There's a little more to the story than that though. One more problem that arises is that you're using rand(), which uses hidden, global state. As such, if you do a simple rewrite of your code to make it multi-threaded, chances are pretty good that conflicts over rand()'s internal state will prevent you from getting much speed improvement (and might easily run slower--perhaps quite a bit slower).

To cure that, you might consider (for example) using the new random number generation (and possibly distribution) classes added in C++11. With these, you can create a separate instance of the random number generator for each thread, preventing conflict over their internal state.

I rewrote your code a little bit to use those, and call the function, to get this:

double m_strike = 100.0;

class generator {
    std::normal_distribution<double> dis;
    std::mt19937_64 gen;
public:
    generator(double lower = 0.0, double upper = 1.0)
        : gen(std::random_device()()), dis(lower, upper) {}

    double operator()() {
        return dis(gen);
    }
};

double value(double yearsToExpiry,
    double spot,
    double riskFreeRate,
    double dividendYield,
    double volatility,
    unsigned long numPaths)
{
    double sd = volatility*sqrt(yearsToExpiry);
    double sAdjusted = spot * exp((riskFreeRate - dividendYield - 0.5*volatility*volatility) * yearsToExpiry);
    double value = 0.0;
    double g, sT;

    generator gen;

// run iterations in parallel, with a private random number generator for each thread:
#pragma omp parallel for reduction(+:value) private(gen)
    for (long i = 0; i < numPaths; i++)
    {
        g = gen(); // GaussianRVByBoxMuller();
        sT = sAdjusted * exp(g * sd);
        value += std::max(sT - m_strike, 0.0);
    }

    value = value * exp(-riskFreeRate * yearsToExpiry);
    value /= (double)numPaths;
    return value;
}

int main() {
    std::cout << "value: " << value(2.16563, 100.0, 0.05, 0.03, 0.2, 10'000'000) << "\n";
}

I compiled this with VC++ 2015, using the following command line:

cl -openmp -Qpar -arch:AVX -O2b2 -GL test.cpp

On an AMD A8-7600 this ran in ~.31 seconds.
On an Intel i7 processor, this ran in ~.16 seconds.

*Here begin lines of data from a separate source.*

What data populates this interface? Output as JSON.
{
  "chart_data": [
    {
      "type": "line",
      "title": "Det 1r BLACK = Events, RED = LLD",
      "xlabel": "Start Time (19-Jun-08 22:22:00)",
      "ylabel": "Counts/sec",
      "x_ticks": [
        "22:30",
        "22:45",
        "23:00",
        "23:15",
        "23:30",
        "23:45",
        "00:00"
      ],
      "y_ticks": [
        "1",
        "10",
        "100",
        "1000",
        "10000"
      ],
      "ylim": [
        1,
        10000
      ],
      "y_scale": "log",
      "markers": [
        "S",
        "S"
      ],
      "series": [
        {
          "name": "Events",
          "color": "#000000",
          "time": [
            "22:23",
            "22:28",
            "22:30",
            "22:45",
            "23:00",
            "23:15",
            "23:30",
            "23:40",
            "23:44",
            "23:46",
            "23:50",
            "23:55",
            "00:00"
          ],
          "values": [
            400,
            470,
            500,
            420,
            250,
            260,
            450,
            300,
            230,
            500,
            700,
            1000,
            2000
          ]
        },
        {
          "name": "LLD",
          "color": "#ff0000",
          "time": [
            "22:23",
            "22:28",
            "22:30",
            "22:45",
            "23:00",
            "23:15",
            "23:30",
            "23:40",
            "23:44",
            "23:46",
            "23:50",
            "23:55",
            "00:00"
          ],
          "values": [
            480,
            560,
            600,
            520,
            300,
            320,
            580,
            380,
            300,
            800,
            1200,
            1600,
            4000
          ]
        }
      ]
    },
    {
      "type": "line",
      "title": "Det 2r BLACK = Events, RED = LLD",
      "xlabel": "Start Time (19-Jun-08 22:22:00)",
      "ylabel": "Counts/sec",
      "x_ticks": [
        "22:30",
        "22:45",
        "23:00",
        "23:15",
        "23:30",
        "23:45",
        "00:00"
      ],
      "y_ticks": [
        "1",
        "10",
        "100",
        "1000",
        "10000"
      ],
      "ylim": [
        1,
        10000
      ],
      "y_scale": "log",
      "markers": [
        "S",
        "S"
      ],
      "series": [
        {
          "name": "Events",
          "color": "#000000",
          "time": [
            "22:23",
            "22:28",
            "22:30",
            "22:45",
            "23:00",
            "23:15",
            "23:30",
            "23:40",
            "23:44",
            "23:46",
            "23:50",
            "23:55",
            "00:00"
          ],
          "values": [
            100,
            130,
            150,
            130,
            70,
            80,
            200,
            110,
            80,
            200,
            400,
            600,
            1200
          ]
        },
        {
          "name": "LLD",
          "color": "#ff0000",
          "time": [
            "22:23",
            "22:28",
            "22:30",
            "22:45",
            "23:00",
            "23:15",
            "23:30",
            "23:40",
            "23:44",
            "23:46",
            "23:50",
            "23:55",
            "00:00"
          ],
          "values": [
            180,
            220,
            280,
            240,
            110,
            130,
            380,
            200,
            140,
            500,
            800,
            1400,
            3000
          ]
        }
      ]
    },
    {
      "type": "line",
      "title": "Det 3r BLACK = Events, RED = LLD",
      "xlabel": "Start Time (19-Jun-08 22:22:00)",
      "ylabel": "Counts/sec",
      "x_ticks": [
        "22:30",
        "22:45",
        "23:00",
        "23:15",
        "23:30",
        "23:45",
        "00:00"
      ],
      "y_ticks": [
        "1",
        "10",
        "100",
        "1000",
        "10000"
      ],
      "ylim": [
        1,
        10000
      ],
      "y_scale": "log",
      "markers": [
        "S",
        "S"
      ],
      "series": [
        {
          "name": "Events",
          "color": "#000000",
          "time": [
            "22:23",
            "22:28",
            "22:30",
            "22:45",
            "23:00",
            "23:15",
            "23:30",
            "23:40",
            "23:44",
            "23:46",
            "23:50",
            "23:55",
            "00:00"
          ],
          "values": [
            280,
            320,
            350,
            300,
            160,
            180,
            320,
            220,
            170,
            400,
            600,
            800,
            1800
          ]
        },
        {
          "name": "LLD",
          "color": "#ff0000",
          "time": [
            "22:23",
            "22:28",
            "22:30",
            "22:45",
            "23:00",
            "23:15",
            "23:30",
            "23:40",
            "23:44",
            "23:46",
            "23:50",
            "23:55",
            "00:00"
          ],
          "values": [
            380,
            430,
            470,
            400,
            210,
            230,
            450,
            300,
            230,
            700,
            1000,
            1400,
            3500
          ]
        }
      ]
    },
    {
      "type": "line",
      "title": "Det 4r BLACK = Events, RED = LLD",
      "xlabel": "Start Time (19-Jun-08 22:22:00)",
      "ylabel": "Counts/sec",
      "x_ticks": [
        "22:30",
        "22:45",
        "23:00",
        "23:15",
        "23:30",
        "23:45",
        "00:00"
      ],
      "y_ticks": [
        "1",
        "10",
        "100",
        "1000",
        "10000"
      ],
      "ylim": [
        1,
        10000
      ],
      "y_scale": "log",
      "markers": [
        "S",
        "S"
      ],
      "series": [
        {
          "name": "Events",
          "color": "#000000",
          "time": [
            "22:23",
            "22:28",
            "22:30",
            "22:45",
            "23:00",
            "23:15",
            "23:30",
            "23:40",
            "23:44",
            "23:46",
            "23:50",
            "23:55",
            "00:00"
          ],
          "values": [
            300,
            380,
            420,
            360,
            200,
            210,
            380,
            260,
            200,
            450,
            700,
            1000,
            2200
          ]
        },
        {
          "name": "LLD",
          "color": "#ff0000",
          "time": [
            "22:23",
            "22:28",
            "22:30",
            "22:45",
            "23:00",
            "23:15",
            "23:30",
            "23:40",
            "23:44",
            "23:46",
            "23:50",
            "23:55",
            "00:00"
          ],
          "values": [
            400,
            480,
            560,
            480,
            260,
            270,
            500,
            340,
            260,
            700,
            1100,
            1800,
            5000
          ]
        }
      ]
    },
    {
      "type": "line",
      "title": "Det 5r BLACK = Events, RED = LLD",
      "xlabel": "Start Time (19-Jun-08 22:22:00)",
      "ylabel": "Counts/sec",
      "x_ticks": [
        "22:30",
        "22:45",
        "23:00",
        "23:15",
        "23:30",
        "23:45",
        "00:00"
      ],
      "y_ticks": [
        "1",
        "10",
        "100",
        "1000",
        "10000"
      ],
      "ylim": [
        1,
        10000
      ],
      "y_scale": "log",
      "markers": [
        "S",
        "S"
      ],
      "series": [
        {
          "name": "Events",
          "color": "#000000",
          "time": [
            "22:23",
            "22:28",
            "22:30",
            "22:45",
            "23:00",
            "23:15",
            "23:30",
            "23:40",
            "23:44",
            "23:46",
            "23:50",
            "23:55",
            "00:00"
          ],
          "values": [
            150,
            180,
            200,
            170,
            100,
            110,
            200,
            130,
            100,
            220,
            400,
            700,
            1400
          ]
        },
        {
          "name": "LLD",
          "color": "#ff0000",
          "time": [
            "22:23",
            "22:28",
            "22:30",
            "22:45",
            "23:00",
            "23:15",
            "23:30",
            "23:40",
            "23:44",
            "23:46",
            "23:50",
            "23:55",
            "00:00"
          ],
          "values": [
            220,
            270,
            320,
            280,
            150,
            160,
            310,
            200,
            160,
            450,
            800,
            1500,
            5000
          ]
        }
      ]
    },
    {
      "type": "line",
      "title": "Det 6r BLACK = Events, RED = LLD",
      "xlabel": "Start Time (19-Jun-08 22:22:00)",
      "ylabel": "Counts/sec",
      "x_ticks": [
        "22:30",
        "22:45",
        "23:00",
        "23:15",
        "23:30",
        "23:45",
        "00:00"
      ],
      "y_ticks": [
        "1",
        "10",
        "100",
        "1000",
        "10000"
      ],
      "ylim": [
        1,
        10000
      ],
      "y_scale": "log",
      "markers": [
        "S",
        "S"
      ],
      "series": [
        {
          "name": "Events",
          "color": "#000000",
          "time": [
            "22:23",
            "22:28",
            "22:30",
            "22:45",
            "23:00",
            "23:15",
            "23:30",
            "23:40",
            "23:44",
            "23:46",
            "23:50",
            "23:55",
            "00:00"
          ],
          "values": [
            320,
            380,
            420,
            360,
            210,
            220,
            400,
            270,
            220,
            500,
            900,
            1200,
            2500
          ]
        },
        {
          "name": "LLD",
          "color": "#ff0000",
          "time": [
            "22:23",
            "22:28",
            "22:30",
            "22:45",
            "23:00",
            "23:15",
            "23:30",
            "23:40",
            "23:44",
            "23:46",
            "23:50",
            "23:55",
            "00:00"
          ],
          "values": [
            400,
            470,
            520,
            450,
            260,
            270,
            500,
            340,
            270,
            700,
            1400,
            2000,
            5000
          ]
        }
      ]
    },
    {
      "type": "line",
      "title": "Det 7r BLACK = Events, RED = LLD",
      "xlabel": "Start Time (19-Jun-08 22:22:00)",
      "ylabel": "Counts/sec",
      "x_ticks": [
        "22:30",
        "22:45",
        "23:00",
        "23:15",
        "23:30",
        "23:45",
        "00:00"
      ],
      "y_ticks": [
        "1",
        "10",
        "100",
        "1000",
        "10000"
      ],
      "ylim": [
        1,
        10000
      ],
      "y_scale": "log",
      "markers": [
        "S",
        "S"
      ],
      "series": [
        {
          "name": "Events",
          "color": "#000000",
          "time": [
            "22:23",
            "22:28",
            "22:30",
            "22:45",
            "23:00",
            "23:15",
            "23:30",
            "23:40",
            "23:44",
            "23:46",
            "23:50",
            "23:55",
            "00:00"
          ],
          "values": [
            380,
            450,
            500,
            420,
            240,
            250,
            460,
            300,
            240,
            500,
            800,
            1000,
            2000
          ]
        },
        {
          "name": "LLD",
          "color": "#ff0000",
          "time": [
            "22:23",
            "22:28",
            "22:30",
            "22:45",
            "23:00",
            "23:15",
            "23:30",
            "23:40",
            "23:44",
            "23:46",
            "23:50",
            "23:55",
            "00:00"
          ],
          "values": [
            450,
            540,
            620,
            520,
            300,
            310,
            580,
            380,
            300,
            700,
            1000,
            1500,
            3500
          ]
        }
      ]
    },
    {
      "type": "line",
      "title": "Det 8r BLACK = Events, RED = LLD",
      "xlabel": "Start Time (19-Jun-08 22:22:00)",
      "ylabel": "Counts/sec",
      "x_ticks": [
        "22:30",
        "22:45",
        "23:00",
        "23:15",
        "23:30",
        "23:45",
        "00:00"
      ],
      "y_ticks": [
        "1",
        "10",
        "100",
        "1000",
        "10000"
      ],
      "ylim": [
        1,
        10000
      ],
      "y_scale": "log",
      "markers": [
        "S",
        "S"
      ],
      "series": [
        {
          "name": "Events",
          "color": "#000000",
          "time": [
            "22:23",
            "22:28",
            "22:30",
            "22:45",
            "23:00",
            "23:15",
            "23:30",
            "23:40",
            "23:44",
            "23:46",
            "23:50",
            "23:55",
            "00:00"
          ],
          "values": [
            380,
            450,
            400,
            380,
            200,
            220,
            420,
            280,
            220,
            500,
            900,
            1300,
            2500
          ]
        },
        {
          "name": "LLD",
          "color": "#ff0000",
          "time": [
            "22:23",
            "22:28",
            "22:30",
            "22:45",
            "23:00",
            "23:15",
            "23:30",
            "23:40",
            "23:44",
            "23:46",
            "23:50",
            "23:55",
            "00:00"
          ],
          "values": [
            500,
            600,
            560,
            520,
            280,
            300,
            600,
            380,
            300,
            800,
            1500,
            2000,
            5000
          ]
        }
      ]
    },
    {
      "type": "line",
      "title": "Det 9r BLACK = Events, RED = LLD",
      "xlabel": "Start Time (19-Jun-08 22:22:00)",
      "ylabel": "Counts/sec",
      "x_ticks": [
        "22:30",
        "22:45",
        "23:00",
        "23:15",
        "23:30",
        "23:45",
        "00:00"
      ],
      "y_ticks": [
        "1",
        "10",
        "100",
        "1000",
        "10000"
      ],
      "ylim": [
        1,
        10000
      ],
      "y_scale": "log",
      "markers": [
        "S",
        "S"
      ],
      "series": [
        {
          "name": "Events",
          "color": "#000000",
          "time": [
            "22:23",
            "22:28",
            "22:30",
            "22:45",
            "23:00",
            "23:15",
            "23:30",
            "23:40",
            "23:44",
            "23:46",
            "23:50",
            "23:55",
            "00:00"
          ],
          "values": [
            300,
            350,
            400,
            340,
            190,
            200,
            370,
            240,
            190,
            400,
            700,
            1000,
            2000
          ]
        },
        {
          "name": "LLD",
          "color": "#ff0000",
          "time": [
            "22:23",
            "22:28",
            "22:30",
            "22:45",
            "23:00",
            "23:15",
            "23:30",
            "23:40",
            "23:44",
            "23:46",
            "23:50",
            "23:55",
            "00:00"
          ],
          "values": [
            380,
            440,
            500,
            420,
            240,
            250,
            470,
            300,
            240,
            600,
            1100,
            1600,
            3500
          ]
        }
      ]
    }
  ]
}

Of course, if you have a CPU with a lot more cores, you stand a decent chance of this running quite a bit faster still.

As it stands right now, my code requires VC++ 2015 instead of 2013, but I doubt that it affects performance much. It's mostly just convenience, like using 10'000'000 instead of 10000000 (but I'm not going to install a copy of 2013 on this machine just to figure out exactly what I need to change to accommodate it).

Also note than on a recent Intel processor, you might (or might not) gain some improvement by changing the arch:AVX to arch:AVX2 instead.

A quick check of single-threaded code indicates that your Box-Muller distribution code may be a tad faster than the standard library's normal distribution code, so switching to a thread-friendly version of that might gain a little more speed (and the optimized version should approximately double that as well).